Please note that the event will surely be very busy and, while it is not exactly advertised as “SEND-friendly”, proceeds from the event will benefit children accessing a Brainwave Programme.
A few useful tips:
- If it gets too busy for the kids, check out the People’s History Museum nearby. They have worked with parents and disabled people about inclusivity and accessibility, including producing a social story and video together with the Manchester Parent Champions
- From what we know, the closest public accessible toilets are in PHM (1 minute away) and in the Museum of Science and Industry (about 5mins walk).

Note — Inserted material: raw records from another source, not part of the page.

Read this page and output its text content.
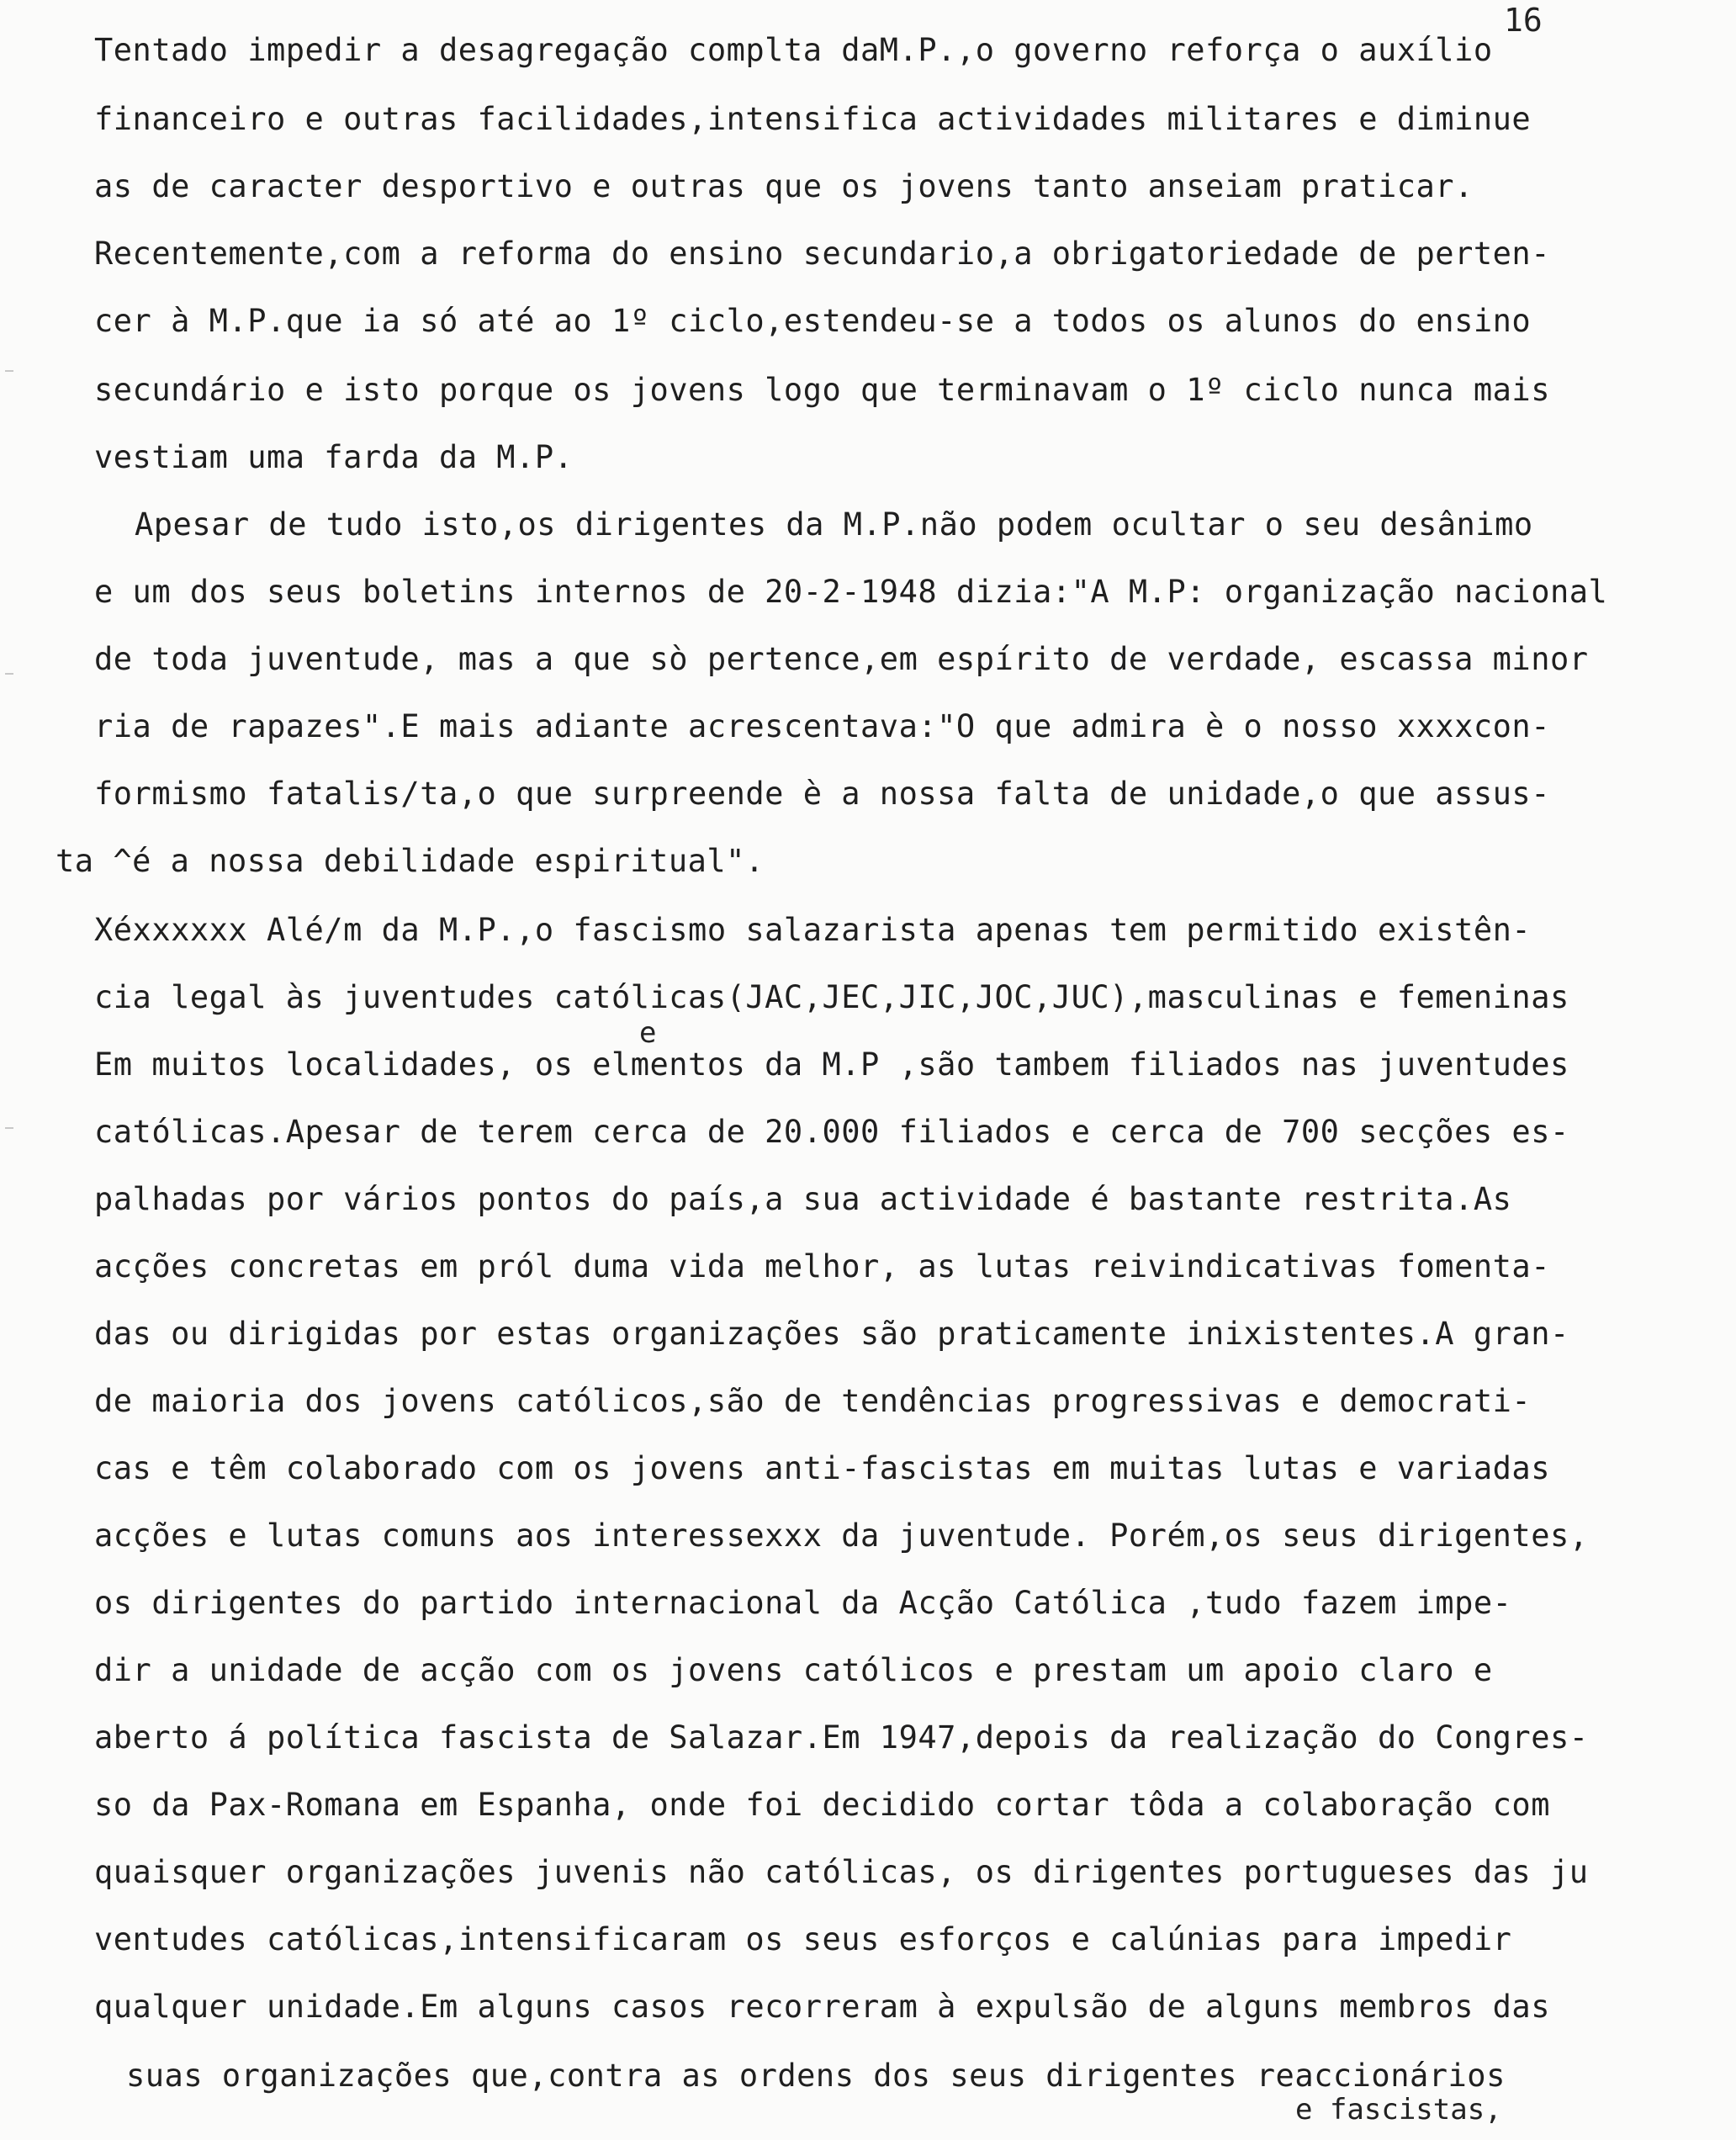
16
Tentado impedir a desagregação complta daM.P.,o governo reforça o auxílio
financeiro e outras facilidades,intensifica actividades militares e diminue
as de caracter desportivo e outras que os jovens tanto anseiam praticar.
Recentemente,com a reforma do ensino secundario,a obrigatoriedade de perten-
cer à M.P.que ia só até ao 1º ciclo,estendeu-se a todos os alunos do ensino
secundário e isto porque os jovens logo que terminavam o 1º ciclo nunca mais
vestiam uma farda da M.P.
Apesar de tudo isto,os dirigentes da M.P.não podem ocultar o seu desânimo
e um dos seus boletins internos de 20-2-1948 dizia:"A M.P: organização nacional
de toda juventude, mas a que sò pertence,em espírito de verdade, escassa minor
ria de rapazes".E mais adiante acrescentava:"O que admira è o nosso xxxxcon-
formismo fatalis/ta,o que surpreende è a nossa falta de unidade,o que assus-
ta ^é a nossa debilidade espiritual".
Xéxxxxxx Alé/m da M.P.,o fascismo salazarista apenas tem permitido existên-
cia legal às juventudes católicas(JAC,JEC,JIC,JOC,JUC),masculinas e femeninas
e
Em muitos localidades, os elmentos da M.P ,são tambem filiados nas juventudes
católicas.Apesar de terem cerca de 20.000 filiados e cerca de 700 secções es-
palhadas por vários pontos do país,a sua actividade é bastante restrita.As
acções concretas em pról duma vida melhor, as lutas reivindicativas fomenta-
das ou dirigidas por estas organizações são praticamente inixistentes.A gran-
de maioria dos jovens católicos,são de tendências progressivas e democrati-
cas e têm colaborado com os jovens anti-fascistas em muitas lutas e variadas
acções e lutas comuns aos interessexxx da juventude. Porém,os seus dirigentes,
os dirigentes do partido internacional da Acção Católica ,tudo fazem impe-
dir a unidade de acção com os jovens católicos e prestam um apoio claro e
aberto á política fascista de Salazar.Em 1947,depois da realização do Congres-
so da Pax-Romana em Espanha, onde foi decidido cortar tôda a colaboração com
quaisquer organizações juvenis não católicas, os dirigentes portugueses das ju
ventudes católicas,intensificaram os seus esforços e calúnias para impedir
qualquer unidade.Em alguns casos recorreram à expulsão de alguns membros das
suas organizações que,contra as ordens dos seus dirigentes reaccionários
e fascistas,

Flip Out’s “ASD and Disability Sessions”
Sunday, 21 April, 10-11am (Flip Out Manchester)
Here’s what Flip Out has to say about these inclusive trampolining sessions:
During these sessions, we turn the music down low and the disco lights off to create a more relaxing environment.
Each session costs £7.50. Carers can come along for free.
Socks are required for the jumper and the carer for a price of £2 each
These sessions are on every Sunday and will be available as well this weekend.
Manchester Art Gallery
Opening Hours: 10am – 5pm (including Easter Monday); Closed on Good Friday 19 April
While MAG’s “Open Doors” workshop – their autism-friendly sessions, which normally take place on the third Saturday of every month – is unfortunately not on this Saturday the 20th, the art gallery does say that they “are dedicated to being accessible to all our family audiences. Please ask a member of staff if you need any assistance.”
They have “family explorer toolbelts” – activity packs that “will help you and your families make connections with the artworks, exhibitions and the building in a playful way” – which you can borrow from the front desk. There’s also the Clore Art Studio, an interactive space where families can explore art and have fun in ways that you might not have thought possible in an art gallery (they have hexagonal table tennis!).
Manchester Marvels Disability Sports Club
Saturday, 20 April, 1-3pm (Woodhouse Park Lifestyle Centre)
This is a weekly session, which we previously didn’t know about but found via the SEND Local Offer’s What’s On section.
Woodhouse Park Lifestyle Centre’s website describes it as:
This is a parent committee led group funded by Wythenshawe Community Housing Group. Fully qualified coaches organise a range of multi-sport activities that improve fitness, confidence and other life skills of young people aged 8-18 years. Young people of all diabilities are welcome to join.
Ages: up to 25 years
You can also learn more about this sports club by visiting MCR Active’s website.
National Football Museum
Opening Hours: 10am – 5pm (including Easter Monday)
PHM’s “Doodle Den”
Daily until Tuesday the 22nd, 10am-5pm (People’s History Museum)
PHM describes Doodle Den as “a relaxed space where visitors of all ages can take time out, pick up a pencil and explore ideas through drawing.”
Entry is free and the museum has published a social story to help prepare your child for the visit.